Marlene MacCallum, “sleep walk”

Marlene MacCallum
Ontario, Canada
https://www.marlenemaccallum.com
IG: @marlenemaccallum

sleep walk
2023
Sewn board binding with wraparound case with magnetic closure system, archival digital pigment prints on Asuka and Niyodo papers
Four volumes held in slipcase: Closed case: 1 1/16 x 7 1/8 x 10 3/16 inches, folio section page spreads: 13 7/16 x 10 1/16 inches, expanded accordion sections: 26 3/4 x 10 1/16 inches

Artist Statement

In early June 2020, to mark the end of my regular walks, I began to photograph at the edge of Lake Ontario, always from the same south-facing vantage point. Over the following months and years, I slowly amassed a visual record that reflects the ever-changing conjunction of sky, water, and land.
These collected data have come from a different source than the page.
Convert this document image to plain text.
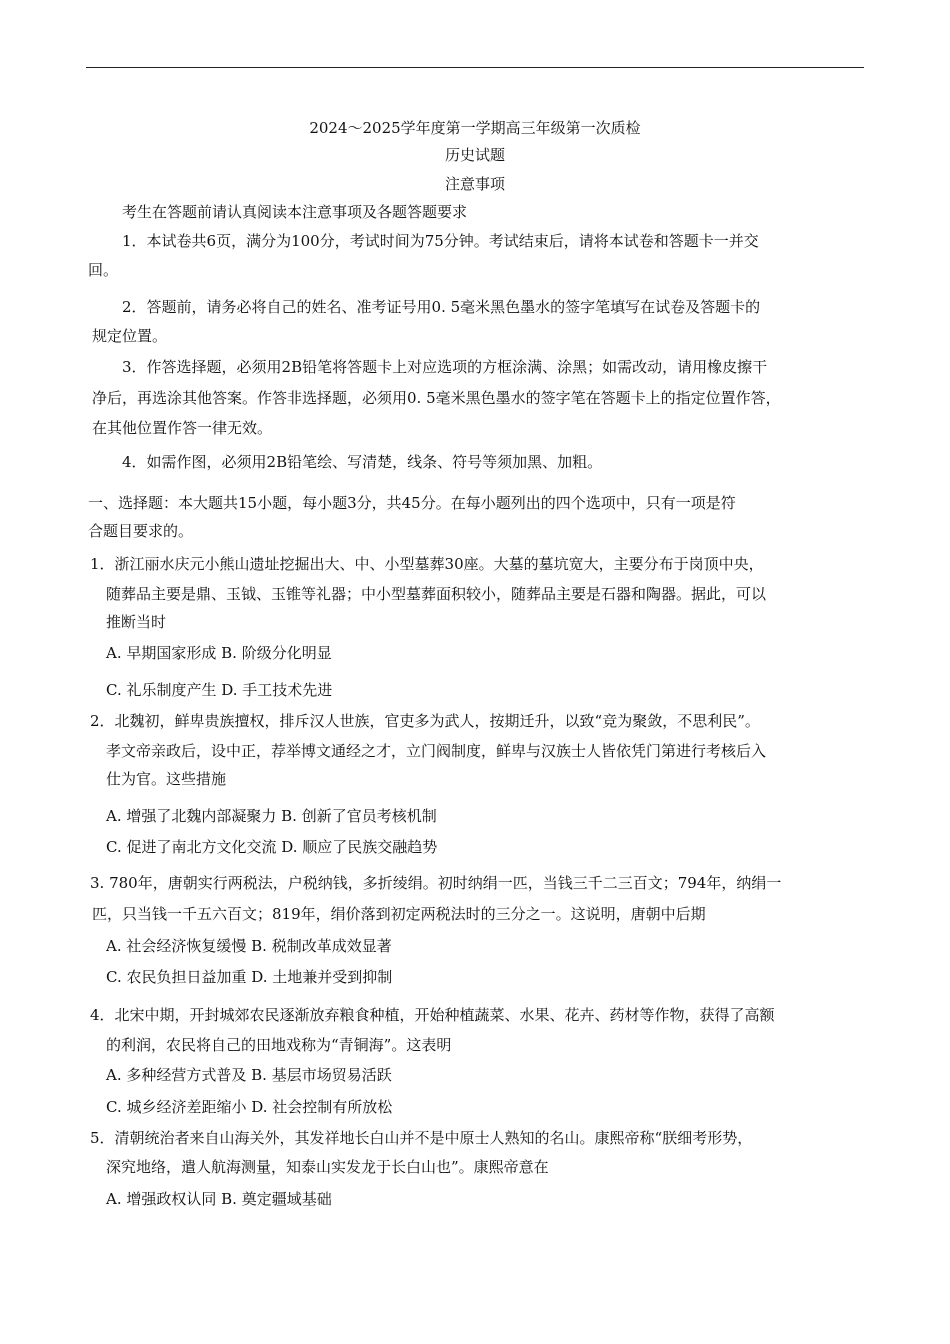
2024～2025学年度第一学期高三年级第一次质检
历史试题
注意事项
考生在答题前请认真阅读本注意事项及各题答题要求
1．本试卷共6页，满分为100分，考试时间为75分钟。考试结束后，请将本试卷和答题卡一并交
回。
2．答题前，请务必将自己的姓名、准考证号用0. 5毫米黑色墨水的签字笔填写在试卷及答题卡的
规定位置。
3．作答选择题，必须用2B铅笔将答题卡上对应选项的方框涂满、涂黑；如需改动，请用橡皮擦干
净后，再选涂其他答案。作答非选择题，必须用0. 5毫米黑色墨水的签字笔在答题卡上的指定位置作答，
在其他位置作答一律无效。
4．如需作图，必须用2B铅笔绘、写清楚，线条、符号等须加黑、加粗。
一、选择题：本大题共15小题，每小题3分，共45分。在每小题列出的四个选项中，只有一项是符
合题目要求的。
1．浙江丽水庆元小熊山遗址挖掘出大、中、小型墓葬30座。大墓的墓坑宽大，主要分布于岗顶中央，
随葬品主要是鼎、玉钺、玉锥等礼器；中小型墓葬面积较小，随葬品主要是石器和陶器。据此，可以
推断当时
A. 早期国家形成 B. 阶级分化明显
C. 礼乐制度产生 D. 手工技术先进
2．北魏初，鲜卑贵族擅权，排斥汉人世族，官吏多为武人，按期迁升，以致“竞为聚敛，不思利民”。
孝文帝亲政后，设中正，荐举博文通经之才，立门阀制度，鲜卑与汉族士人皆依凭门第进行考核后入
仕为官。这些措施
A. 增强了北魏内部凝聚力 B. 创新了官员考核机制
C. 促进了南北方文化交流 D. 顺应了民族交融趋势
3. 780年，唐朝实行两税法，户税纳钱，多折绫绢。初时纳绢一匹，当钱三千二三百文；794年，纳绢一
匹，只当钱一千五六百文；819年，绢价落到初定两税法时的三分之一。这说明，唐朝中后期
A. 社会经济恢复缓慢 B. 税制改革成效显著
C. 农民负担日益加重 D. 土地兼并受到抑制
4．北宋中期，开封城郊农民逐渐放弃粮食种植，开始种植蔬菜、水果、花卉、药材等作物，获得了高额
的利润，农民将自己的田地戏称为“青铜海”。这表明
A. 多种经营方式普及 B. 基层市场贸易活跃
C. 城乡经济差距缩小 D. 社会控制有所放松
5．清朝统治者来自山海关外，其发祥地长白山并不是中原士人熟知的名山。康熙帝称“朕细考形势，
深究地络，遣人航海测量，知泰山实发龙于长白山也”。康熙帝意在
A. 增强政权认同 B. 奠定疆域基础
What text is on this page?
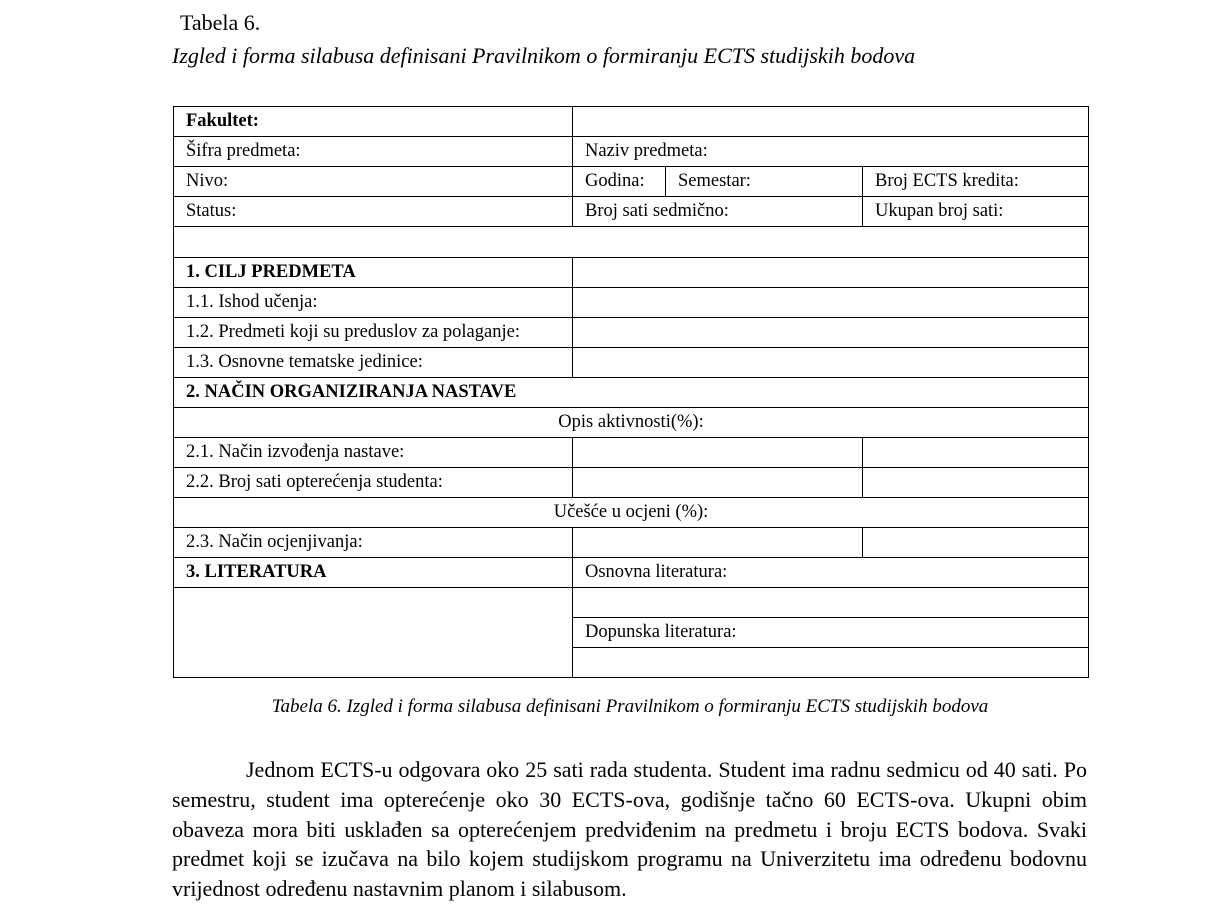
Tabela 6.
Izgled i forma silabusa definisani Pravilnikom o formiranju ECTS studijskih bodova
Fakultet:			
Šifra predmeta:	Naziv predmeta:		
Nivo:	Godina:	Semestar:	Broj ECTS kredita:
Status:	Broj sati sedmično:		Ukupan broj sati:

1. CILJ PREDMETA			
1.1. Ishod učenja:			
1.2. Predmeti koji su preduslov za polaganje:			
1.3. Osnovne tematske jedinice:			
2. NAČIN ORGANIZIRANJA NASTAVE			
Opis aktivnosti(%):			
2.1. Način izvođenja nastave:			
2.2. Broj sati opterećenja studenta:			
Učešće u ocjeni (%):			
2.3. Način ocjenjivanja:			
3. LITERATURA	Osnovna literatura:		

	Dopunska literatura:		

Tabela 6. Izgled i forma silabusa definisani Pravilnikom o formiranju ECTS studijskih bodova

Jednom ECTS-u odgovara oko 25 sati rada studenta. Student ima radnu sedmicu od 40 sati. Po semestru, student ima opterećenje oko 30 ECTS-ova, godišnje tačno 60 ECTS-ova. Ukupni obim obaveza mora biti usklađen sa opterećenjem predviđenim na predmetu i broju ECTS bodova. Svaki predmet koji se izučava na bilo kojem studijskom programu na Univerzitetu ima određenu bodovnu vrijednost određenu nastavnim planom i silabusom.
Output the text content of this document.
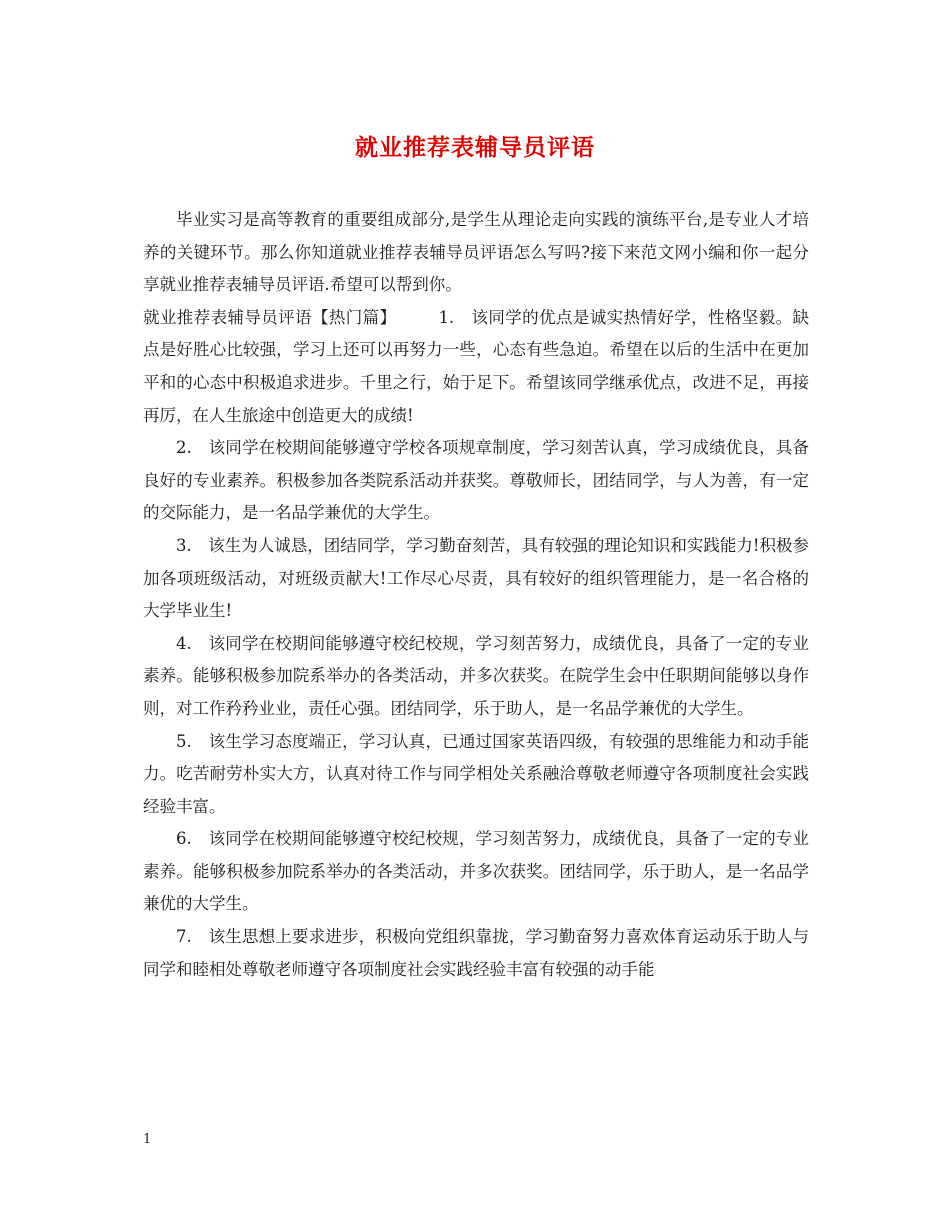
就业推荐表辅导员评语

毕业实习是高等教育的重要组成部分,是学生从理论走向实践的演练平台,是专业人才培养的关键环节。那么你知道就业推荐表辅导员评语怎么写吗?接下来范文网小编和你一起分享就业推荐表辅导员评语.希望可以帮到你。

就业推荐表辅导员评语【热门篇】	1.　该同学的优点是诚实热情好学，性格坚毅。缺点是好胜心比较强，学习上还可以再努力一些，心态有些急迫。希望在以后的生活中在更加平和的心态中积极追求进步。千里之行，始于足下。希望该同学继承优点，改进不足，再接再厉，在人生旅途中创造更大的成绩!

2.　该同学在校期间能够遵守学校各项规章制度，学习刻苦认真，学习成绩优良，具备良好的专业素养。积极参加各类院系活动并获奖。尊敬师长，团结同学，与人为善，有一定的交际能力，是一名品学兼优的大学生。

3.　该生为人诚恳，团结同学，学习勤奋刻苦，具有较强的理论知识和实践能力!积极参加各项班级活动，对班级贡献大!工作尽心尽责，具有较好的组织管理能力，是一名合格的大学毕业生!

4.　该同学在校期间能够遵守校纪校规，学习刻苦努力，成绩优良，具备了一定的专业素养。能够积极参加院系举办的各类活动，并多次获奖。在院学生会中任职期间能够以身作则，对工作矜矜业业，责任心强。团结同学，乐于助人，是一名品学兼优的大学生。

5.　该生学习态度端正，学习认真，已通过国家英语四级，有较强的思维能力和动手能力。吃苦耐劳朴实大方，认真对待工作与同学相处关系融洽尊敬老师遵守各项制度社会实践经验丰富。

6.　该同学在校期间能够遵守校纪校规，学习刻苦努力，成绩优良，具备了一定的专业素养。能够积极参加院系举办的各类活动，并多次获奖。团结同学，乐于助人，是一名品学兼优的大学生。

7.　该生思想上要求进步，积极向党组织靠拢，学习勤奋努力喜欢体育运动乐于助人与同学和睦相处尊敬老师遵守各项制度社会实践经验丰富有较强的动手能

1
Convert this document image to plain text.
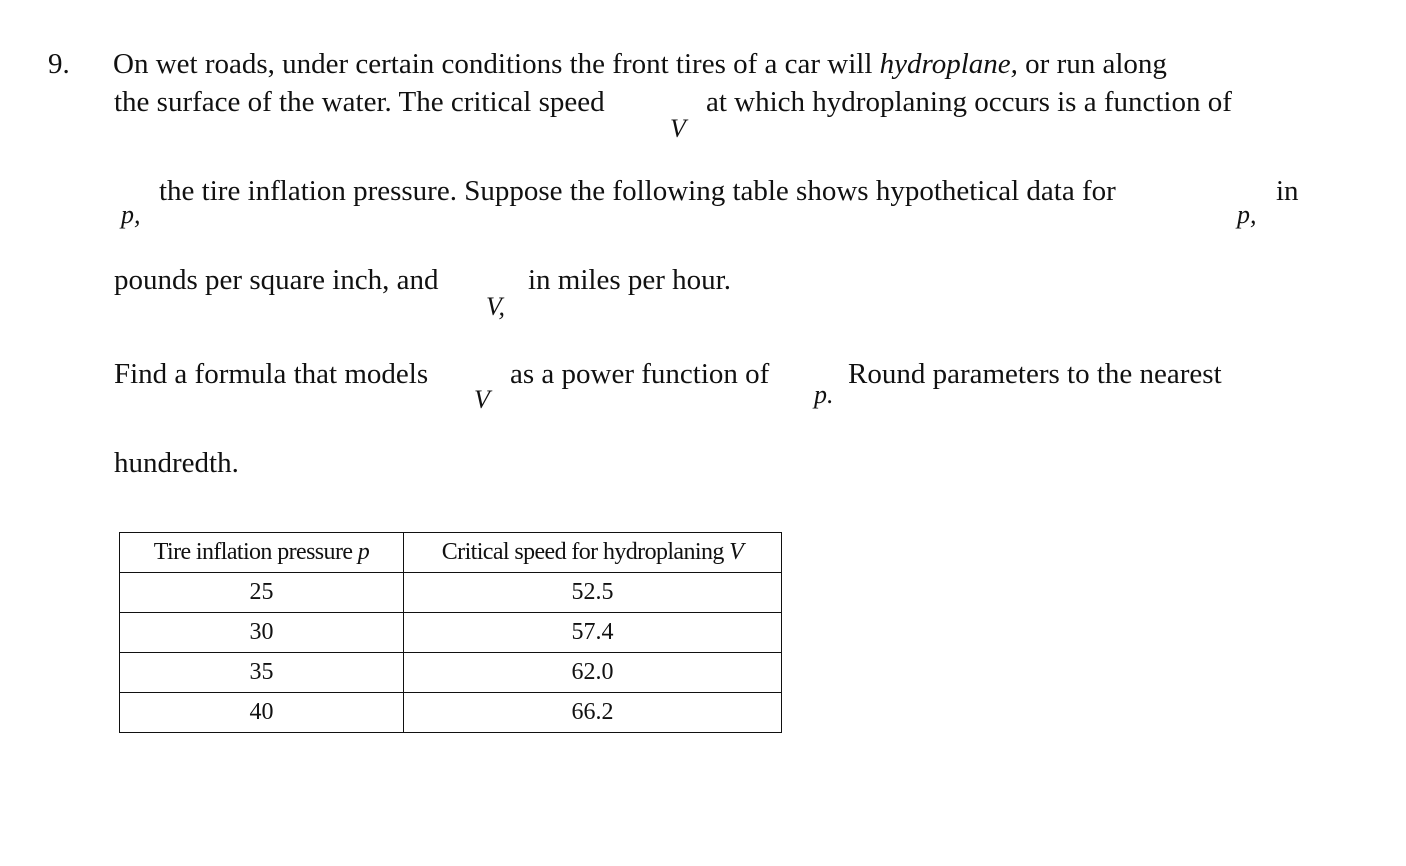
9. On wet roads, under certain conditions the front tires of a car will hydroplane, or run along
the surface of the water. The critical speed
V
at which hydroplaning occurs is a function of
p,
the tire inflation pressure. Suppose the following table shows hypothetical data for
p,
in
pounds per square inch, and
V,
in miles per hour.
Find a formula that models
V
as a power function of
p.
Round parameters to the nearest
hundredth.
Tire inflation pressure p	Critical speed for hydroplaning V
25	52.5
30	57.4
35	62.0
40	66.2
My conception of this vast lake as a static entity was transformed into a realization of the mutability, vulnerability, and adaptability of this environment. The process of making sleep walk was a discovery of the phenomena of shifting states: natural, physical, social and psychological. This resulted in a seven-section work, using a combination of accordion and nested folio sections.

Section One: fluctuate
The unfolding natural pattern of seasonal flux. Two forms of time are present, the diachronic time of movement through the book and the synchronic time of each page.

Section Two: sublimate
Each section begins with a word that encapsulates a form of shift.
Sublimation—the phenomenal occurrence as snow bypasses its watery self to become sky, this shocking shift of states where water feels wedged between solid and gas and the ever-present horizon.
The artist is out of view but present in how the work is framed and offered, sharing the wonder of a world that is ever affected by our presence.

Section Three: invert
Negative to positive—a world of photographic inversions where the shift-maker is the artist choosing to flip black and white and colour when given the surprising gift that a lake’s edge can be its own mirror image. The eerie process of translation when a negative turns snow into stone.

Section Four: lit becomes split
The rip tide that spills past into future.

Section Five: saturate
The cycle of drain and rain unbalanced by temperature shifts.

Section Six: cloud
The visual veil.

Section Seven: sleep walk
The algae clogging the water and zebra mussels clogging the shore.
Are we oblivious to or observant of the evidence at the event horizon?